Seinen Arbeitsvertrag hat Galán nicht mit der Metro, die der konservativen autonomen Regionalregierung unterstellt ist, sondern mit einem Subunternehmen, der Seguridad Integral Canaria (SIC). Seit Jahren werden diese Arbeiten nicht von der Stammbelegschaft, sondern von privaten Subunternehmen ausgeführt. Zur Auswahl des billigsten Anbieters finden regelmäßig Ausschreibungen statt. Die Madrider Metro betreibt derzeit 12 Linien mit 294 Kilometer Länge.

Daniel Galán wurde beim letzten Betreiberwechsel im Jahr 2013 zusammen mit seinen Kollegen von der SIC übernommen. Die Firma ist Teil des großen Mischkonzerns Ralons, der im Sicherheits- und Reinigungsgewerbe weit über den kanarischen Stammsitz hinaus in vielen spanischen Städten vertreten ist.
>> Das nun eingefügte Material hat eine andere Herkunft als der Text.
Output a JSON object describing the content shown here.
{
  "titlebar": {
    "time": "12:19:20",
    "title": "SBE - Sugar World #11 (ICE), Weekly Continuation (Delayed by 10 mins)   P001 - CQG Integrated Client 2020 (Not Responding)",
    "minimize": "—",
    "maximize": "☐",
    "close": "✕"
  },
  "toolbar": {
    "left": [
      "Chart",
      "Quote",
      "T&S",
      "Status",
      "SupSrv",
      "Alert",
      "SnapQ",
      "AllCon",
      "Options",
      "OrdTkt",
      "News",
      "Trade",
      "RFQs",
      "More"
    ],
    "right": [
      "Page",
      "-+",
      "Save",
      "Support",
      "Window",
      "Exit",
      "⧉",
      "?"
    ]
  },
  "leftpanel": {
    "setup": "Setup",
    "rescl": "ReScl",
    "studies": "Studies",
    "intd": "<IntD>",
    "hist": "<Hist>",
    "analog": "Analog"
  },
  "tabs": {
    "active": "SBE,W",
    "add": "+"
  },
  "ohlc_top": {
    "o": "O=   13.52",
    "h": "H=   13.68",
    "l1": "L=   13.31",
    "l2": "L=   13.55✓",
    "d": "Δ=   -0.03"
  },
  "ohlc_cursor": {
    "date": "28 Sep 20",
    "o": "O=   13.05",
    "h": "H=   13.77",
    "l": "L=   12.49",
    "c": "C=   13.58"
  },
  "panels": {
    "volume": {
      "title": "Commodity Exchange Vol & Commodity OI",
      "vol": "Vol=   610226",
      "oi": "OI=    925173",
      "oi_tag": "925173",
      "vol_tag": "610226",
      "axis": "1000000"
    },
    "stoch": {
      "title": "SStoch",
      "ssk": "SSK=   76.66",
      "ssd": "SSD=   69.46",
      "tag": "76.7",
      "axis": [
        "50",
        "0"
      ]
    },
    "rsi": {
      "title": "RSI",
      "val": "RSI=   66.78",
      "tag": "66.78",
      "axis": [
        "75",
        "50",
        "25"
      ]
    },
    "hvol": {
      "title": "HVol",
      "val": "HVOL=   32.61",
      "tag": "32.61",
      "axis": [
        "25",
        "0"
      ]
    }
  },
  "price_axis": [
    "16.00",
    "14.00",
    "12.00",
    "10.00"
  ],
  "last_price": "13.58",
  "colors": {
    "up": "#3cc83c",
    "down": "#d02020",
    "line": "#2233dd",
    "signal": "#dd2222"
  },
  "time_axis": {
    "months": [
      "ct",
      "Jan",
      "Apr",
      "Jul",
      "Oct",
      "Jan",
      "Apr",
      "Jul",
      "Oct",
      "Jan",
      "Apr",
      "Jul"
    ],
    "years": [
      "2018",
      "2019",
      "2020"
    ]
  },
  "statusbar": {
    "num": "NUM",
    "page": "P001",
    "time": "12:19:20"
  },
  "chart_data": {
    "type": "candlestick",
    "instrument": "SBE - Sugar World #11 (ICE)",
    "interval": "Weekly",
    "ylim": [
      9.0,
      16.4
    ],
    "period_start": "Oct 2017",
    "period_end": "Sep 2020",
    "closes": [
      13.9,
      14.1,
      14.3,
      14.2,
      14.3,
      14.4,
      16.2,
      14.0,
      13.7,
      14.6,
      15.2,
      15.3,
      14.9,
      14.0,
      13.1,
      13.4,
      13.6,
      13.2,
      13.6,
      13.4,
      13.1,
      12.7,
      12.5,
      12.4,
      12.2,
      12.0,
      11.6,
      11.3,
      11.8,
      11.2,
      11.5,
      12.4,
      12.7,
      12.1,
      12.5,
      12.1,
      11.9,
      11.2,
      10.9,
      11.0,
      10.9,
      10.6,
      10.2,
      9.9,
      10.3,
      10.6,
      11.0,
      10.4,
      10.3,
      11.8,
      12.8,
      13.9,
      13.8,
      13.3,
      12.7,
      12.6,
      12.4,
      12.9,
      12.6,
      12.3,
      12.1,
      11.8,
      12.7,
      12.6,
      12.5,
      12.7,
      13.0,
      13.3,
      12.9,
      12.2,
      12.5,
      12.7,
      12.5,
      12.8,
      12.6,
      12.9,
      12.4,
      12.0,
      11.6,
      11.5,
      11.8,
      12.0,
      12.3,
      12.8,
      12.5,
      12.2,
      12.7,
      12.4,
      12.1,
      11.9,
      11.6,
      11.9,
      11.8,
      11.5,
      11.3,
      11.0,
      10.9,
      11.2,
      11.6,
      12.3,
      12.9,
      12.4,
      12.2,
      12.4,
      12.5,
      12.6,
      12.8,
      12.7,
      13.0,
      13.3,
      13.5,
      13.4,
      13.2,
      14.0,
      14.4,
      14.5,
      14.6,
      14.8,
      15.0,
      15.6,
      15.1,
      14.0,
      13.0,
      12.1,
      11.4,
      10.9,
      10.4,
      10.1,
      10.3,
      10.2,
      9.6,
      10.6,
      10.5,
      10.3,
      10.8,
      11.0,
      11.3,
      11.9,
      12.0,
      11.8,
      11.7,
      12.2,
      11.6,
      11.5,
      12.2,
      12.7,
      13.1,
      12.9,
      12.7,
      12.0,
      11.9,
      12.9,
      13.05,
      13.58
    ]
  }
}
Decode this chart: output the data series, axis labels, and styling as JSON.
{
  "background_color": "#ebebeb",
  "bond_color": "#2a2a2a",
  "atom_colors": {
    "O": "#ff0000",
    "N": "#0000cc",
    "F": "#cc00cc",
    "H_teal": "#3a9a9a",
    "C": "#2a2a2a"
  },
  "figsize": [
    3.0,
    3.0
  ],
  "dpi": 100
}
Konzernchef ist der Multimillionär Miguel Ángel Ramírez Alonso, der politisch gut vernetzt ist und als Präsident der Fußball-Erstligisten Unión Deportiva Las Palmas fungiert. Er behauptet, die für Lohnauszahlung vorgesehenen Firmenkonten seien von den Behörden gesperrt worden.

Galán lässt dies nicht gelten. »Wir verrichten unsere Arbeit und fordern unseren Lohn.« Den am 10. November ausgerufenen unbefristeten Streik für die volle Lohnauszahlung ließ die Regionalregierung mit Verweis auf ein partielles Streikverbot für sogenannte öffentliche Mindestdienste aussetzen. Seither gehen die SIC-Beschäftigten wieder ihrer Arbeit nach, schlagen aber neben ihrer Arbeit weiterhin Krach. Während Millionen Spanier ihren Urlaub genießen und Geschenke für die traditionell am 6. Januar stattfindende Bescherung einkaufen, machen sie mit Protestaktionen auf ihre Misere aufmerksam. Am Mittwoch erklärten sie den Eingang eines U-Bahnhofs zur »Mauer der Schande«. Eine Gruppe von Beschäftigten kettete sich symbolisch an und trug Schilder mit der Aufschrift »Moderne Sklaverei des 21. Jahrhunderts - vier Monate Arbeit ohne Lohn«. Für Freitag ist die nächste Protestkundgebung geplant.

Zur Aufmunterung haben die U-Bahn-Beschäftigten in dieser Woche eine eigene Weihnachtsfeier mit ihren Familien ausgerichtet, bei der Geschenke und Süßigkeiten an die Kinder und Lebensmittel an die Eltern verteilt wurden. »Wir werfen die Flinte nicht ins Korn«, macht Galán sich und seinen Kollegen Mut.